Hello. I need to measure a high voltage, and I´ll use a voltage divider 1:1.000 using 16x47MOhm = 752M resistor and 1 low resistance resistor to measure the voltage there. The problem is the voltmeter I´ll use has a low impedance, just 112,5k and it should be at least 753k so the internal resistance of the voltmeter acts at the low resistance resistor. The string of resistors has to be 752M, this value cannot be changed.

So, I think this way should work, but I´m not sure



752M are the string of resistors. To get a measure one volt for every 1,000 volts, I use this configuration. Mi idea is the combination of the resistor of the voltmeter and the 1M and the 2330R resistors make a total of 753k that gets the 1:1000 ratio.

Is my circuit correct? If it isn´t, how could I use that voltemeter in combination with the 752M string to get a ratio of 1:1.000

Thank you

Best regards

 

Your divider is 1:337000.

If you want 1:1000 use 2200 (2.2K) and 2.2M.

 

Your voltmeter is going to indicate the voltage that it sees across it's terminals.

So if you put a meter with a 112.5 kΩ impedance (seems awfully low these days, but I'll take your word for it) in series with a 1 MΩ resistor, then the meter only sees 10.11% of the voltage across the series combination of the two.

If you put that in parallel with a 2.33 kΩ resistor, you know have 2.325 kΩ resistor in series with your 752 MΩ resistor. So the voltage across the 2.325 kΩ resistance will be 3.09e-9 times the total voltage, and the meter will only see about a tenth of that. So, for every thousand volts, your meter will see about 31 µV across it.

What you are trying to do has a couple of major issues.

How much current must flow through the voltmeter for it to indicate 1 V?

Since it has a resistance of 112.5 kΩ and presumably reads 1 V when 1 V is applied to it, it will have 1 V / 112.5 kΩ = 8.89 µA of current.

How much current would your 752 MΩ resistor have when it has 1000 V across it (assuming the voltmeter has no effect on it)? It would have 1.33 µA flowing through it.

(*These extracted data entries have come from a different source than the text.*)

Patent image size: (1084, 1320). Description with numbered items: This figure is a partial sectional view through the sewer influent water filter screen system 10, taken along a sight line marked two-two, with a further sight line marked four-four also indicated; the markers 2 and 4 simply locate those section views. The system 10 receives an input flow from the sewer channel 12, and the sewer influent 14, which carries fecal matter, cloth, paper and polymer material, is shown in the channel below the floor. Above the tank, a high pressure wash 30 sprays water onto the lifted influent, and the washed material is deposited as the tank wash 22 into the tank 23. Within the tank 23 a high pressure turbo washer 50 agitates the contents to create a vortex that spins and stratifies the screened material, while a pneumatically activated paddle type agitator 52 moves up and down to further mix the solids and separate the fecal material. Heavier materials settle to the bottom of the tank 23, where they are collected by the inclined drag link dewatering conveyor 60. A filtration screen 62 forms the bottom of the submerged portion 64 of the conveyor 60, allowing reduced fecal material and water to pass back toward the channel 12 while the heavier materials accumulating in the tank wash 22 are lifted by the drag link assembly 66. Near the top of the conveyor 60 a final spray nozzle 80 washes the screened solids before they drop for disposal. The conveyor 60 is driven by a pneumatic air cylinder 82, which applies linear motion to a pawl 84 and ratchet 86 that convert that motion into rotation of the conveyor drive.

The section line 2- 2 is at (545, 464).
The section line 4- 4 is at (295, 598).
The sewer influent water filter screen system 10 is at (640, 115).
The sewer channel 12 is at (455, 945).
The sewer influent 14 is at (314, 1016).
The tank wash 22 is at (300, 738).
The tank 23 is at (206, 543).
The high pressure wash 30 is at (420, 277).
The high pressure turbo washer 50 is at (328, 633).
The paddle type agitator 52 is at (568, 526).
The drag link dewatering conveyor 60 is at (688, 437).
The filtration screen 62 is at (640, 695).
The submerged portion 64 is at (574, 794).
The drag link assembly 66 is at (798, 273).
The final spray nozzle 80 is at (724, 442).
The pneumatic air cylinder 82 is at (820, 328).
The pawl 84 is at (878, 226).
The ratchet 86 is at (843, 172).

So, how can you route that 1.33 µA in such a way that you somehow end up with 8.89 µA of current flowing in the voltmeter?

Answer -- you can't, not with a passive circuit.

You are starting with 1.33 µA/kV of current available and your circuit can only divert some of that around the meter so that what makes it into the meter results in it reading 1 V/kV. But you need more current than you have available to begin with.

So you need to find a meter that has a resistance of at least 752 kΩ (you might note that 752 kΩ is 1/1000 of the 752 MΩ -- that's not a coincidence).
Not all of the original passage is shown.